Friday, February 25, 2005 
                 
Aznar to high court:....... Admit Villarin's tale 
by
Jhunnex Napallacan
    
Correspondent  

      The lawyers of Josman Aznar have asked the Supreme Court (SC) to admit in evidence an affidavit of former National Bureau of Investigation (NBI 7) director Florencio Villarin.

      Villarin's account of the initial police investigation on the missing Chiong sisters in July 1997 should be considered by the SC in ruling on the merits of his motion for reconsideration, said lawyers Francisco Chavez, Luis Angel Aseoche and Noel Babaran.

      In their reply to the Office of the Solicitor General's comment that Villarin's "late statement" should be given no weight, Aznar's lawyers insisted on a new trial to present new evidence.

      "Truth must not be suppressed, the defense lawyers said. Atty. Villarin's affidavit provides additional disturbing insights that put into serious doubt the conviction of here-in accused-appellant Aznar."

      "Therefore, it is only proper that Atty. Villarin's affidavit be given due consideration by the Honorable Court in the fair and just determination of the case," they said in their reply last February 14.

      Aznar had asked the Supreme Court to reconsider his conviction and death sentence.

      On Feb. 3, 2004, the SC not only upheld the decision of the late Judge Martin Ocampo convicting Aznar and six others of kidnapping Marijoy and Jacqueline Chiong, but also upgraded the sentences of six of them from double life terms to death.

      Besides Aznar, Juan Francisco Larraņaga, Rowen Adlawan, Alberto Caņo, Ariel Balansag, and James Andrew Uy were sent to death row.

Only James Anthony Uy, brother of James Andrew, a minor at the time of the abduction, was spared the death penalty and sentenced to life in prison.

                                SWAY RULING
      Aznar's camp believes the affidavit of former NBI regional director Villarin, who executed it in Aznar's defense, could sway the court ruling in its favor.       
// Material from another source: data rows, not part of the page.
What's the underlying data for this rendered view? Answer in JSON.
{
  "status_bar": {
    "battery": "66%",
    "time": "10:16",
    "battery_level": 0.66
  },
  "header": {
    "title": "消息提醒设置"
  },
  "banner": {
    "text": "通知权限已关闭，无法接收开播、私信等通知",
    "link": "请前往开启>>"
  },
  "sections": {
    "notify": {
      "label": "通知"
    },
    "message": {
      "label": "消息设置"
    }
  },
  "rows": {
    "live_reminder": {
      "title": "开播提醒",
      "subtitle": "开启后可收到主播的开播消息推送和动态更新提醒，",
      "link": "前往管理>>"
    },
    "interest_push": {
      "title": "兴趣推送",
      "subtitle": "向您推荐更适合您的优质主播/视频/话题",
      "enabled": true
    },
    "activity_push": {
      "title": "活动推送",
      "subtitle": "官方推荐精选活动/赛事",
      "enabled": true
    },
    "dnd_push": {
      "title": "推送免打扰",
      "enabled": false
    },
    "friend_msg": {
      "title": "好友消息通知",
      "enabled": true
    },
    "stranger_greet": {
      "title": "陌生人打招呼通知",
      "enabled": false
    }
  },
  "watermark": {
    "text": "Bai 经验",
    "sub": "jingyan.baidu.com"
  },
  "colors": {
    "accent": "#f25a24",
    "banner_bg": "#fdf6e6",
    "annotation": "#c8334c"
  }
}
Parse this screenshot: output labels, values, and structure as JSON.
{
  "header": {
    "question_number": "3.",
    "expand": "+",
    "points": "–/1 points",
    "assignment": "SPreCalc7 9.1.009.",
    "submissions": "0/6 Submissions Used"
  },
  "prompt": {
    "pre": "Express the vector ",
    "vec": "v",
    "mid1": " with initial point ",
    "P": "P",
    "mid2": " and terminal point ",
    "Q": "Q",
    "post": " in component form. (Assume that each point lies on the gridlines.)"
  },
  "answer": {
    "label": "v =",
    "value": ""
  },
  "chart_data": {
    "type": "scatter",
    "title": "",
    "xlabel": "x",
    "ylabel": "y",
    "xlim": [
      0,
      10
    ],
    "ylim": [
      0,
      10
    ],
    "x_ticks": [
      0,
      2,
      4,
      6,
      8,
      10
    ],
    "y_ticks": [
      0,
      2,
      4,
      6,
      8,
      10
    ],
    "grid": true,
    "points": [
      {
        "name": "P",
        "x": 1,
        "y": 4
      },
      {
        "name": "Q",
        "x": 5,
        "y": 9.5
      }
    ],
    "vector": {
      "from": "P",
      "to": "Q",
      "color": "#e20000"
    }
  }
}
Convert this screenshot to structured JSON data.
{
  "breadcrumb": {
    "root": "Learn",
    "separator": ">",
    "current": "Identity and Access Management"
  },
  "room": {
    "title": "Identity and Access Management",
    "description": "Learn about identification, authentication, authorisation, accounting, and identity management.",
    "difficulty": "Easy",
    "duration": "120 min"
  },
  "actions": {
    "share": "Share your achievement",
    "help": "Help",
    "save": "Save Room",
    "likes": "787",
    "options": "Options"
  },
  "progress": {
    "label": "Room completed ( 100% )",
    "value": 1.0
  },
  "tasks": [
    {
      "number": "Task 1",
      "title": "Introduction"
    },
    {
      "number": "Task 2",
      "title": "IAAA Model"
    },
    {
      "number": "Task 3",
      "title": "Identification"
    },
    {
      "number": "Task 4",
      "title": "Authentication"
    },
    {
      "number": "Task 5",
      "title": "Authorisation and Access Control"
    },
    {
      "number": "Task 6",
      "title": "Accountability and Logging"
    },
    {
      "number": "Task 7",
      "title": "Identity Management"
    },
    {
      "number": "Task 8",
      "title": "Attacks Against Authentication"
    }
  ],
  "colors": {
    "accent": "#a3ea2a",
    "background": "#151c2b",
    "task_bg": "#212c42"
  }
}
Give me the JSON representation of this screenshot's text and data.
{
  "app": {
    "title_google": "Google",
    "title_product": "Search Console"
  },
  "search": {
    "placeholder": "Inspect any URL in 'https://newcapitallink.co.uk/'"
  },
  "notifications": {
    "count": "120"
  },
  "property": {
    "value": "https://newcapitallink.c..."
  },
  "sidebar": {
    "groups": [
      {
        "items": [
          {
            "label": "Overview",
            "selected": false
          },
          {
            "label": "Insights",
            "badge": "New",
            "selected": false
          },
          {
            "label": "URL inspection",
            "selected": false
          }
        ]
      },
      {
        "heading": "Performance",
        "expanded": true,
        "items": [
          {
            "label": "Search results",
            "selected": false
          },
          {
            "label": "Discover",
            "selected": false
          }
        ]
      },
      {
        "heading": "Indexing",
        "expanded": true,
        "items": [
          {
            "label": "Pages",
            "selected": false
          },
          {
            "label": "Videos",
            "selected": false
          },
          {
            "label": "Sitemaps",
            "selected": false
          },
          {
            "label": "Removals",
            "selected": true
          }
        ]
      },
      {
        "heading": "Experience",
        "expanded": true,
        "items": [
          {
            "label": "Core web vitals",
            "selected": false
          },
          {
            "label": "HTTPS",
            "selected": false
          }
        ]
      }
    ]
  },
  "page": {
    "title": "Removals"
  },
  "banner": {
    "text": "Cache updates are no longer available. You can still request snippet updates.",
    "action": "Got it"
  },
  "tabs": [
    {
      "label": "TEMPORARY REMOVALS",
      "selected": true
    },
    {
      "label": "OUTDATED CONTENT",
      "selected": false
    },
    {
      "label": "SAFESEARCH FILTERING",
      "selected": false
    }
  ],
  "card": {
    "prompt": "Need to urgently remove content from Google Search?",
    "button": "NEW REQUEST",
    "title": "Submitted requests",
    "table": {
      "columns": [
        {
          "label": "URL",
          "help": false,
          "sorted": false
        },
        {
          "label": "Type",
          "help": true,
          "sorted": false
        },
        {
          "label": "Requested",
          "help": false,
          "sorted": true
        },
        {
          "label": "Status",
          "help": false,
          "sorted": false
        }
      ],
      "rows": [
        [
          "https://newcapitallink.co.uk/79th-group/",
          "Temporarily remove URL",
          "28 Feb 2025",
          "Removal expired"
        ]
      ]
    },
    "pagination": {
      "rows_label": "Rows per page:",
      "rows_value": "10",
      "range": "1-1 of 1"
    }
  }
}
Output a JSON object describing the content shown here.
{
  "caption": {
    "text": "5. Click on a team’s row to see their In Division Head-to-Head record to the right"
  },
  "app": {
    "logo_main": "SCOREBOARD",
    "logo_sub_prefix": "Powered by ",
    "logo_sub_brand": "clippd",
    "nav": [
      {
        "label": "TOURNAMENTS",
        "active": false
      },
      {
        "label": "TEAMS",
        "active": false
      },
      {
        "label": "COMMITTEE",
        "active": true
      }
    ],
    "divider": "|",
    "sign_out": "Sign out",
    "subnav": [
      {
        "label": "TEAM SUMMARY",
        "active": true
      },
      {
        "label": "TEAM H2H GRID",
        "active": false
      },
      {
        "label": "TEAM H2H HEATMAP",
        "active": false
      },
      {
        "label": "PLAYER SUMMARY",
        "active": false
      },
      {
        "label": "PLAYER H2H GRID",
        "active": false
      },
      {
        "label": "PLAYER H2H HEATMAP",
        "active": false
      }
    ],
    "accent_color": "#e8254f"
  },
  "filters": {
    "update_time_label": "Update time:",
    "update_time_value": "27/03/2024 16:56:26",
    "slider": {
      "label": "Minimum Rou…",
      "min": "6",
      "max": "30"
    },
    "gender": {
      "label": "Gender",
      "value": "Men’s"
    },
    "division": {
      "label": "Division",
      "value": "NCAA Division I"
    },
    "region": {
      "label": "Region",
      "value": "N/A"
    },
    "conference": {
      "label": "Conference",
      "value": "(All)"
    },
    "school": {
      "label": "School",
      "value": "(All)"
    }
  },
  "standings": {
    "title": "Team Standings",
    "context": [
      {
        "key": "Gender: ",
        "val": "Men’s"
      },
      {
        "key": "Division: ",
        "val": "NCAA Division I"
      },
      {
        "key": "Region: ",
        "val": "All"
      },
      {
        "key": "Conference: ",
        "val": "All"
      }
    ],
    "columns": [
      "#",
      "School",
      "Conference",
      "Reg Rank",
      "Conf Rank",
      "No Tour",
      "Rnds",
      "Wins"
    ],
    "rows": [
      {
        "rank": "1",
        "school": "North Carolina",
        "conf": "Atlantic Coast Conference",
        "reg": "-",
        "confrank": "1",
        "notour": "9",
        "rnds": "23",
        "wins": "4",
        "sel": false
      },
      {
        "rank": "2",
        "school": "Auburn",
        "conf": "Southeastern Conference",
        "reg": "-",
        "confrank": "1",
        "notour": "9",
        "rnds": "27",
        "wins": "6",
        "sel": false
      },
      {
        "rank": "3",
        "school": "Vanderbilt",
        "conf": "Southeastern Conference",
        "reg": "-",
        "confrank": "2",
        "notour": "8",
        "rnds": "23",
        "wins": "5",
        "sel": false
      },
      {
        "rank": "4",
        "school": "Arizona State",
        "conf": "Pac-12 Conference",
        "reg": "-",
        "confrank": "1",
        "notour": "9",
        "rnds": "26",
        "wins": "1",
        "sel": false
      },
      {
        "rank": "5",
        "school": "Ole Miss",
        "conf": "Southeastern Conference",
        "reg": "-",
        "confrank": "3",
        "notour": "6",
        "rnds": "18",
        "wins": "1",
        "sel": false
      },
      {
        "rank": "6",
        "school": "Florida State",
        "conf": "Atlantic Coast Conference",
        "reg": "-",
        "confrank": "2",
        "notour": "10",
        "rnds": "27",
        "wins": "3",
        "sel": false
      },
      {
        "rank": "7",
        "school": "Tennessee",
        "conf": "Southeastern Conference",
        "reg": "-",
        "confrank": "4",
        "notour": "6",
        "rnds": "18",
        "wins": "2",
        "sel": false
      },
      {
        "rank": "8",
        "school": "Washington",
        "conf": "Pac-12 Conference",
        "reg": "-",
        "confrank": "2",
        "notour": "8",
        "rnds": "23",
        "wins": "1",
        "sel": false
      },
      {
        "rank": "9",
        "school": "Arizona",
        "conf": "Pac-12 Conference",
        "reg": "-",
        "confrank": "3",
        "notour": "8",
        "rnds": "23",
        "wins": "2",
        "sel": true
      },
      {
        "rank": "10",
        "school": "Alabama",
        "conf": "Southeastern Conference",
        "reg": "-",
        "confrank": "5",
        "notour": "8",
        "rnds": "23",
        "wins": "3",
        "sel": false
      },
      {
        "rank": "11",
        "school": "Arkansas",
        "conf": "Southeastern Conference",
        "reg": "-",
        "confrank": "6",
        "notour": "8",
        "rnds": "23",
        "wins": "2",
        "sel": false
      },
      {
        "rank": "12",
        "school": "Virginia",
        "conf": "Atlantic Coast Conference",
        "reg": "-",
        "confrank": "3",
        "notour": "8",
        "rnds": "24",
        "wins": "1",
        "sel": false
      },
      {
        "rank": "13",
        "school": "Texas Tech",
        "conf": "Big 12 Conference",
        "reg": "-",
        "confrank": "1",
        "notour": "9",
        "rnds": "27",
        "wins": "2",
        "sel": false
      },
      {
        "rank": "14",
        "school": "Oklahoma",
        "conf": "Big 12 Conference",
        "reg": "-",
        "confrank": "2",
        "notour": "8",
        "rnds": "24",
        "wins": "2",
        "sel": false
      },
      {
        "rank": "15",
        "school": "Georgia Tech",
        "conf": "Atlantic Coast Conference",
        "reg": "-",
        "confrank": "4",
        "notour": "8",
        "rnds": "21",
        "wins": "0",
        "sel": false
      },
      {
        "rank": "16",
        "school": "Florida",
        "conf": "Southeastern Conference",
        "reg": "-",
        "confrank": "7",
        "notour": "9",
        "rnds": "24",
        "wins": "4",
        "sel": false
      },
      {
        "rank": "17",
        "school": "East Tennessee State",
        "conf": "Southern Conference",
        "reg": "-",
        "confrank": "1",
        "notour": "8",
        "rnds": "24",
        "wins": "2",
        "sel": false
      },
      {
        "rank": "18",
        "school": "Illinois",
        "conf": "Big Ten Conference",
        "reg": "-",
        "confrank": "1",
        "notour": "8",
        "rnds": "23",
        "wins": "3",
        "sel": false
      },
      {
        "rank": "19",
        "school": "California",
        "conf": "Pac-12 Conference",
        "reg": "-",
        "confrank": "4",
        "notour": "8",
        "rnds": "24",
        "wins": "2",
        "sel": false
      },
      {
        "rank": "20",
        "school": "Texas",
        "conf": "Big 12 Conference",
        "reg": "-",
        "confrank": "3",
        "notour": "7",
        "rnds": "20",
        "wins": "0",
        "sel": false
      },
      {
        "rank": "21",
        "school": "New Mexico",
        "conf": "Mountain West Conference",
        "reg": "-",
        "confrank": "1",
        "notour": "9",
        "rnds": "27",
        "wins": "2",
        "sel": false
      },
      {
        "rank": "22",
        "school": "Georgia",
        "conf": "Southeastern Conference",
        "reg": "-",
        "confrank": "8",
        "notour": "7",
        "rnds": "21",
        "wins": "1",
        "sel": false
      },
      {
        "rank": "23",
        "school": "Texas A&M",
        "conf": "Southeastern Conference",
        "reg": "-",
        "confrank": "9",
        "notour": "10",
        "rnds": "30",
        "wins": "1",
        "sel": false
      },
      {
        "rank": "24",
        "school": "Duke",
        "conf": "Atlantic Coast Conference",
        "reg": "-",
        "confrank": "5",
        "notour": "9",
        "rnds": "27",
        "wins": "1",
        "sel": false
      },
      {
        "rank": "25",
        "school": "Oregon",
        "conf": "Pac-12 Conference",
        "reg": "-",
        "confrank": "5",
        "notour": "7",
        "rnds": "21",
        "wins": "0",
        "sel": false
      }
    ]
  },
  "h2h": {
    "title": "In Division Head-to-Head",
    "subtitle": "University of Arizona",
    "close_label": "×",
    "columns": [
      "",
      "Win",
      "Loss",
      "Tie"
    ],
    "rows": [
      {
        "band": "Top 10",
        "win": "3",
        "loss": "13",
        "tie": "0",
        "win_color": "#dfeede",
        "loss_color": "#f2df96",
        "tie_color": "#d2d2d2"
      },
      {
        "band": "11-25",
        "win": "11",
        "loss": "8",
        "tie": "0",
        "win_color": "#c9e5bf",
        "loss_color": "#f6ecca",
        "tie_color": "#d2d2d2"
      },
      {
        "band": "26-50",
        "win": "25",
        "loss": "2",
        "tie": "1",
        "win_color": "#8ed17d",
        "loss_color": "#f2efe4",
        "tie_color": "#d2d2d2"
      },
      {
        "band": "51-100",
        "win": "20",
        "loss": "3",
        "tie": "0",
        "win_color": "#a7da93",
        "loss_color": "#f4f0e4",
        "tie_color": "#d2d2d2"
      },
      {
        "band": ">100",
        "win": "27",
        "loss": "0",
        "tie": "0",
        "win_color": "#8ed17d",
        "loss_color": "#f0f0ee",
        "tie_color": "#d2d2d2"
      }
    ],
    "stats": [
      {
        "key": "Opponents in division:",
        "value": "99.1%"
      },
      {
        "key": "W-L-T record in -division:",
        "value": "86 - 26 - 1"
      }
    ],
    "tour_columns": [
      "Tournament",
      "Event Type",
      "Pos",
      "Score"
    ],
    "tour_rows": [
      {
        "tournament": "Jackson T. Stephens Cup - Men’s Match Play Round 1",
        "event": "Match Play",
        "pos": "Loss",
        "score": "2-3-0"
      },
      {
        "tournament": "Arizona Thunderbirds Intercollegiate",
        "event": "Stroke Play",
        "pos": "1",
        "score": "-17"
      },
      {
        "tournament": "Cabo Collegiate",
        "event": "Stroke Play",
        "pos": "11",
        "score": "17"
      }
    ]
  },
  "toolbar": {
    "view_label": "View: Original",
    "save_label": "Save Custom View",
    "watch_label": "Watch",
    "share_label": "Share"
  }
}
      The Office of the Solicitor General (OSG) had earlier assailed Villarin's affidavit, branding it as "nothing but self-congratulatory allegations".

      Chavez and his law firm partners cited "seven mistakes" allegedly committed by the OSG in assessing Villarin's affidavit.

      They said:
       --- The OSG cannot question when Villarin executed the affidavit (on Feb. 27, 2004)  even  if  the crime

crime was committed in 1997. As early as May 4, 1999, Villarin had already expressed apprehension over the conduct of the Chiong case investigation.

       ---The OSG had run out of arguments when it branded Villarin's affidavit as nothing but self-congratulatory allegations.

      ---The OSG distorted some facts when it claimed that Villarin had acknowledge that the body found in Carcar ravine was that of Marijoy. The identity of the corpse was never settled because the regional trial court denied Aznar's right to present additional evidence.

      ---The OSG read out of context Villarin's affidavit when it claimed that Villarin had admitted that Aznar was already a "first-grade suspect" in the beginning of the investigation. Villarin said Aznar was first arrested for possession of shabu and firearms, and that police listed him as a drug user frequenting the Ayala Business Park in Cebu City. But there was no evidence linking Aznar to the kidnapping and murder of the Chiong sisters.

      ---The OSG did not go over the entire length and breadth of Villarin's affidavit when it claimed that Villarin did not fault the police in the conduct of the investigation, when in fact, he really castigated the police and the prosecution.

      ---Villarin was clearly stating the facts that the lawyers and the police officers who caused the conviction of the respondents got promoted. Therefore the OSG could not claim that Villarin wanted to tell the public that he deserved the promotion rather than those promoted. 

      --- The OSG should not blame the defense for the inability of Villarin to testify because it was the prosecution who shut him out of the case.

                              NO CA REVIEW
      The SC earlier denied Larraņaga's motion to have his case reviewed by the Court of Appeals (CA).

      In a two-page resolution dated Jan. 11 but released only recently, the high court denied "for lack of merits" the motion for reconsideration of Larraņaga, a scion of the powerful Osmeņa clan, for the court to reverse its resolution on Sept. 21, 2004.

      In that resolution, the tribunal denied two petitions filed by Larraņaga's lawyers -- one calling for the referral of the case to the CA and the other, a motion for oral arguments.

      SC Clerk of Court Luzviminda Puno said that yesterday's resolution did not deal with the Larraņaga's main motion to have his conviction overturned.

      "The decision on that might be released soon. The court has already decided on his other motions like this one," Puno said.

      She said that while the tribunal had ruled that the CA should review death penalty cases, "it is still within the high court's discretion to decide if it wants to review a particular case."

NOTE:   THE ABOVE TEXT IS THE FAITHFUL REPRODUCTION OF THE ORIGINAL
                DOCUMENT REFORMATTED FOR  CLEARER APPRECIATION.